Second, a defendant "must show that the
deficient performance prejudiced the
defense." A defendant will be prejudiced when
counsel's errors are sufficiently serious to
deny him "a fair trial." The prejudice
standard is met if there is "a reasonable
probability that, but for counsel's
unprofessional errors, the result of the
proceeding would have been different." A
"reasonable probability" simply means a
"probability sufficient to undermine
confidence in the outcome" of the proceeding.
[State v. O'Neil, 219 N.J. 598, 611 (2014)
(alteration in original) (citations
omitted).]
To set aside a guilty plea based on ineffective assistance
of counsel, "a defendant must show that (i) counsel's assistance
was not 'within the range of competence demanded of attorneys in
criminal cases;' and (ii) 'that there is a reasonable probability
that, but for counsel's errors, [the defendant] would not have
pled guilty and would have insisted on going to trial.'" State
v. Nuñez-Valdéz, 200 N.J. 129, 139 (2009) (alteration in original)
(quoting State v. DiFrisco, 137 N.J. 434, 457 (1994)). We review
a judge's decision to deny a PCR petition without an evidentiary
hearing for abuse of discretion. See R. 3:22-10; State v.

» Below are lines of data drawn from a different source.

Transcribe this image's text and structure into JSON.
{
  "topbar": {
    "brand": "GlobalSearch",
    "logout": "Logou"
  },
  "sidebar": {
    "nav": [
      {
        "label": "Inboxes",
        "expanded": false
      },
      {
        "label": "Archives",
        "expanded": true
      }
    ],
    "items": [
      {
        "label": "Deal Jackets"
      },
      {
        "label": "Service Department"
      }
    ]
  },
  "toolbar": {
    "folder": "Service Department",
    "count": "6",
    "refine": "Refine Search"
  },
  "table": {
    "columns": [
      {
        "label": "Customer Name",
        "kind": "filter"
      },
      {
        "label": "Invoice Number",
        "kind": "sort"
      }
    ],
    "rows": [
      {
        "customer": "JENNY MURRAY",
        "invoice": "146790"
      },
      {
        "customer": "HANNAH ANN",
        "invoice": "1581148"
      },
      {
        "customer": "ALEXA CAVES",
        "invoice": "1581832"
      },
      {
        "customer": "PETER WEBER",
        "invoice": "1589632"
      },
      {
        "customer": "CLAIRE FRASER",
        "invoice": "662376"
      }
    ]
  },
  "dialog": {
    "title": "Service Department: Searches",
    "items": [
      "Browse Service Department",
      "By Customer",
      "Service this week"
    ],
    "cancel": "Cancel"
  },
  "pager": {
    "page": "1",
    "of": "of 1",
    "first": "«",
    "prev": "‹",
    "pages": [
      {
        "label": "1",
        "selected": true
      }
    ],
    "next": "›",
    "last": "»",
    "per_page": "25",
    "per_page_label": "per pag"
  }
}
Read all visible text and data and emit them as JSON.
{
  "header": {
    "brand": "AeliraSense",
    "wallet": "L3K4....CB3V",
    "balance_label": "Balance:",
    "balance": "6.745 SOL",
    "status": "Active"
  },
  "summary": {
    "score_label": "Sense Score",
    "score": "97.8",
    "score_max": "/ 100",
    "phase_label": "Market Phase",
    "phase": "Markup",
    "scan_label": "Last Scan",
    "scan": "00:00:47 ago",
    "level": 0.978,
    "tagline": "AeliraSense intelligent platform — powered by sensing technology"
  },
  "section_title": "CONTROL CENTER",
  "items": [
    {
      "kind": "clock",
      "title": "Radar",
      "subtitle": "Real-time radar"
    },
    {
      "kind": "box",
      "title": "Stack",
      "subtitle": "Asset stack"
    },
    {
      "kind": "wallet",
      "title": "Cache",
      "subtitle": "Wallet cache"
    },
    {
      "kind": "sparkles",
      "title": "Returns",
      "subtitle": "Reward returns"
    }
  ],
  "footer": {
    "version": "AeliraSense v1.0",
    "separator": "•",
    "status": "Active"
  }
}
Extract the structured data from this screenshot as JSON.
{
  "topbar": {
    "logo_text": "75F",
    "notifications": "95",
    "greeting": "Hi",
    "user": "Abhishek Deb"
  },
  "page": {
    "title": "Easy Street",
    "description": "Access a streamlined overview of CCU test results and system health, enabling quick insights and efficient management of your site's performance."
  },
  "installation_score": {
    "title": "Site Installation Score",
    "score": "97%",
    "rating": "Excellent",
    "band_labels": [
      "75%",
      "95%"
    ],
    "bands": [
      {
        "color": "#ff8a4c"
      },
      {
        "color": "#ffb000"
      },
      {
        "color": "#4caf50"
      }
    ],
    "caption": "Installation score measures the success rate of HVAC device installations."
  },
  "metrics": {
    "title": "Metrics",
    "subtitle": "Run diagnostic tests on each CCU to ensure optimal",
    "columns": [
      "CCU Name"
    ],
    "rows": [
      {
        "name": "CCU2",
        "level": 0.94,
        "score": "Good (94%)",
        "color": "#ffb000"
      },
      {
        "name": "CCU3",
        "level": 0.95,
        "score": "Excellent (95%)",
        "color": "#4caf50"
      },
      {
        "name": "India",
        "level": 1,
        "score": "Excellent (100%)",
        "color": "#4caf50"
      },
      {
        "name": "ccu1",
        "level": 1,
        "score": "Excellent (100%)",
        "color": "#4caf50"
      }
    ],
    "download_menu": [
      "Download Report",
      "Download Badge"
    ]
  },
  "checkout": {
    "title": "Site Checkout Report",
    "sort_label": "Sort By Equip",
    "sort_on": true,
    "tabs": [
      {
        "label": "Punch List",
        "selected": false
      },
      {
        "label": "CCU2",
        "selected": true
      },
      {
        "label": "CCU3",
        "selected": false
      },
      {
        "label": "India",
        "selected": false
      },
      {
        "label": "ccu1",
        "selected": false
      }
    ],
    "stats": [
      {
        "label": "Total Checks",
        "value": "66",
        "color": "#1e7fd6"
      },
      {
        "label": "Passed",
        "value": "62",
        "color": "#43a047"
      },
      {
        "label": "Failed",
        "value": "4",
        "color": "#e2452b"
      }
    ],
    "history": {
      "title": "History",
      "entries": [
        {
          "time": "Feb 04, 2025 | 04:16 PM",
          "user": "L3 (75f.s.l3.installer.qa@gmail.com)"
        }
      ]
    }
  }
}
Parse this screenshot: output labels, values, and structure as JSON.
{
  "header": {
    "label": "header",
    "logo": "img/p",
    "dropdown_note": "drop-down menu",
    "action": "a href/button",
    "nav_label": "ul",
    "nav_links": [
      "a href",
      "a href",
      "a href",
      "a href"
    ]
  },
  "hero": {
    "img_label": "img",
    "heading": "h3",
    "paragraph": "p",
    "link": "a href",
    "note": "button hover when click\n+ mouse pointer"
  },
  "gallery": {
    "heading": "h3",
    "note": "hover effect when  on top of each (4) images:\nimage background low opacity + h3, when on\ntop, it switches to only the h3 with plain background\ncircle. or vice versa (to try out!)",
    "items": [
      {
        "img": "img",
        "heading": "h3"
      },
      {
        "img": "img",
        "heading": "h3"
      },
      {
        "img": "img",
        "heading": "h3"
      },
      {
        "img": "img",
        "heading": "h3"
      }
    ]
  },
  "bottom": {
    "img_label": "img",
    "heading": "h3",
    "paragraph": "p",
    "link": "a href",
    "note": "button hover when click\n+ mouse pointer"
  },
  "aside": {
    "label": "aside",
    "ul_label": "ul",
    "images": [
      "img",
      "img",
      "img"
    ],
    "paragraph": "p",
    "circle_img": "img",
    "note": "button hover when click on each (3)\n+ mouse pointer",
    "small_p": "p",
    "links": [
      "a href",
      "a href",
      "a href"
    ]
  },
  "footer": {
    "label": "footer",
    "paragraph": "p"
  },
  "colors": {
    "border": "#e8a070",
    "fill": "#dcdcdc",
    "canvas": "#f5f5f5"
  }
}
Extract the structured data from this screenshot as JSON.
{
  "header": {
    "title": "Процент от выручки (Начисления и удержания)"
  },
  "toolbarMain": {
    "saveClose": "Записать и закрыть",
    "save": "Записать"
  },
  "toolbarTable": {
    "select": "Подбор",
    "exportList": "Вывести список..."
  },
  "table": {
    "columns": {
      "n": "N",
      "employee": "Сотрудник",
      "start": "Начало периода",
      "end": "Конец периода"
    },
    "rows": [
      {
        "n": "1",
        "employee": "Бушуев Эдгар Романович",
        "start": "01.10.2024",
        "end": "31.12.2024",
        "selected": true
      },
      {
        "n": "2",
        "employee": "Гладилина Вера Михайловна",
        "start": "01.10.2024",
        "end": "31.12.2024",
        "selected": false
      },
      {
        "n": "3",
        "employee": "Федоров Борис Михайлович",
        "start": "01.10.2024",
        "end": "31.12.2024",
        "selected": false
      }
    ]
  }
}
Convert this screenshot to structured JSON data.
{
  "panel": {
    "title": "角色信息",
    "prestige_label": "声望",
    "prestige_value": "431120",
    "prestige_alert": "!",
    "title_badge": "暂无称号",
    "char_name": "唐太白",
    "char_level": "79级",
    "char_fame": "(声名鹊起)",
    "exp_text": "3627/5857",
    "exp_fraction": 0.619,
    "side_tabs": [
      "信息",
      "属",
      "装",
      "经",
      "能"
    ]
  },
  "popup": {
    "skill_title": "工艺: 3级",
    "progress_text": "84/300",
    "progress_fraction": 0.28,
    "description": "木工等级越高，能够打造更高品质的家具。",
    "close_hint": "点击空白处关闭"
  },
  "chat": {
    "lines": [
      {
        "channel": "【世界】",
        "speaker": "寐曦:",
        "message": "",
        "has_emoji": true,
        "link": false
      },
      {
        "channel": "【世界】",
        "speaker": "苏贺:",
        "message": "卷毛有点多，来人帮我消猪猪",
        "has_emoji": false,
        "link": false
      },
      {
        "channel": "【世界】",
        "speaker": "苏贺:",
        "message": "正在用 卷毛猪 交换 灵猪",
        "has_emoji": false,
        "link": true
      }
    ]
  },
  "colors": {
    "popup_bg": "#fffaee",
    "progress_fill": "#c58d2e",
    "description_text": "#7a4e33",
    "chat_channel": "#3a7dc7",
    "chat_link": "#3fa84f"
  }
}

Preciose, 129 N.J. 451, 462 (1992).
10 A-4134-16T3
We have considered defendant's arguments in light of the
record and applicable legal principles and conclude they are
without sufficient merit to warrant discussion in a written
opinion. R. 2:11-3(e)(2). We affirm substantially for the reasons
the PCR judge expressed in his oral opinion. We conclude that
defendant failed to show that plea counsel rendered ineffective
assistance. The record confirms defendant was not misadvised
about the terms of the plea agreement and fully understood the
terms and agreed to them. He was advised the State recommended a
fifteen-year term of imprisonment subject to NERA to run
concurrent. The record does not support defendant's claim that
plea counsel advised he would receive a seven-year sentence on the
robbery count subject to NERA and a concurrent five years on the
certain persons count.
Defendant also failed to show that sentencing counsel
rendered ineffective assistance. Counsel adequately addressed
aggravating and mitigating factors and successfully argued for a
twelve-year sentence rather than the fifteen-year sentence the
State recommended. The record does not support a lower sentence.
Accordingly, we affirm the denial of defendant's PCR petition.
Defendant asserts, and the State concedes, that his twelve-
year sentence on count three is illegal because he could not have
been sentenced to more than ten years on a second-degree offense.
11 A-4134-16T3
Thus, we remand for the limited purpose amending the judgment of
conviction to reflect a sentence not to exceed ten years on count
three.
The denial of defendant's PCR petition is affirmed. This
matter is remanded to the trial court to correct the judgment of
conviction in accordance with this opinion.